In this posthumously published piece at Down East, Joseph Monninger recounts his final days at a rustic cabin on the water in Pembroke, Maine, in the wake of stage IV lung cancer. Without a future, he focuses not on his past, but on close attention to the chosen solitude of his fading present. He revels in daily visits from an eagle, watching Red Sox games, reading books, and eating breakfast comfort food at a diner. “I have chosen to live this way, to live near the sea without running water, to surround myself with simple beauty, he writes. “My days have been emptied of all fanfare and complication.”

This far east, the sun rolls quickly from the water, and the day begins again, filled with waiting, filled with the small occupations of someone using time not as a measure, but as a companion.

With the woodstove going, with the lamps burning, I am aware of the quality of light I have chosen for this primitive living.

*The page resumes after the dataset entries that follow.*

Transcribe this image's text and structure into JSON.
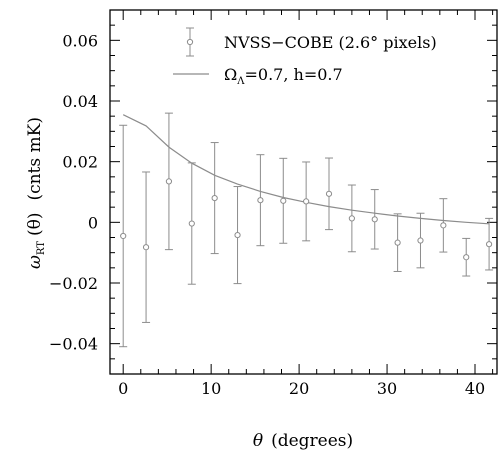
{
  "chart_data": {
    "type": "scatter",
    "xlabel": "θ",
    "xlabel_unit": "(degrees)",
    "ylabel_main": "ω",
    "ylabel_sub": "RT",
    "ylabel_arg": "(θ)",
    "ylabel_unit": "(cnts mK)",
    "xlim": [
      -1.5,
      42.5
    ],
    "ylim": [
      -0.05,
      0.07
    ],
    "x_ticks": [
      0,
      10,
      20,
      30,
      40
    ],
    "x_tick_labels": [
      "0",
      "10",
      "20",
      "30",
      "40"
    ],
    "y_ticks": [
      -0.04,
      -0.02,
      0,
      0.02,
      0.04,
      0.06
    ],
    "y_tick_labels": [
      "−0.04",
      "−0.02",
      "0",
      "0.02",
      "0.04",
      "0.06"
    ],
    "grid": false,
    "legend_position": "top-right",
    "series": [
      {
        "name": "NVSS−COBE (2.6° pixels)",
        "kind": "errorbar",
        "color": "#8c8c8c",
        "x": [
          0,
          2.6,
          5.2,
          7.8,
          10.4,
          13.0,
          15.6,
          18.2,
          20.8,
          23.4,
          26.0,
          28.6,
          31.2,
          33.8,
          36.4,
          39.0,
          41.6
        ],
        "y": [
          -0.0045,
          -0.0082,
          0.0135,
          -0.0004,
          0.008,
          -0.0042,
          0.0073,
          0.0071,
          0.0069,
          0.0094,
          0.0013,
          0.001,
          -0.0067,
          -0.006,
          -0.001,
          -0.0115,
          -0.0072
        ],
        "yerr": [
          0.0365,
          0.0248,
          0.0225,
          0.02,
          0.0183,
          0.016,
          0.015,
          0.014,
          0.013,
          0.0118,
          0.011,
          0.0098,
          0.0095,
          0.009,
          0.0088,
          0.0062,
          0.0085
        ]
      },
      {
        "name": "Ω_Λ=0.7, h=0.7",
        "kind": "line",
        "color": "#8c8c8c",
        "x": [
          0,
          2.6,
          5.2,
          7.8,
          10.4,
          13.0,
          15.6,
          18.2,
          20.8,
          23.4,
          26.0,
          28.6,
          31.2,
          33.8,
          36.4,
          39.0,
          41.6
        ],
        "y": [
          0.0355,
          0.0318,
          0.0248,
          0.0195,
          0.0155,
          0.0126,
          0.0102,
          0.0082,
          0.0066,
          0.0052,
          0.004,
          0.003,
          0.0021,
          0.0013,
          0.0006,
          0.0,
          -0.0005
        ]
      }
    ]
  }
}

From the sea, I am sure, my home appears as a soft haze, the white smoke from the stove rising from the chimney, then, like a small bird, deciding by the first current of wind which way it must inevitably travel.

If the weather is good enough, I will park near the Seeley Flowage and take a swim. The water is filled with cattails late in the season, but bathers keep a sandy section clear. I strip out of my clothes, down to the bathing suit I wear underneath my shorts, and I wade out, the pleasure of water encouraging me to go deeper, to let my feet swing up so that my body might become weightless.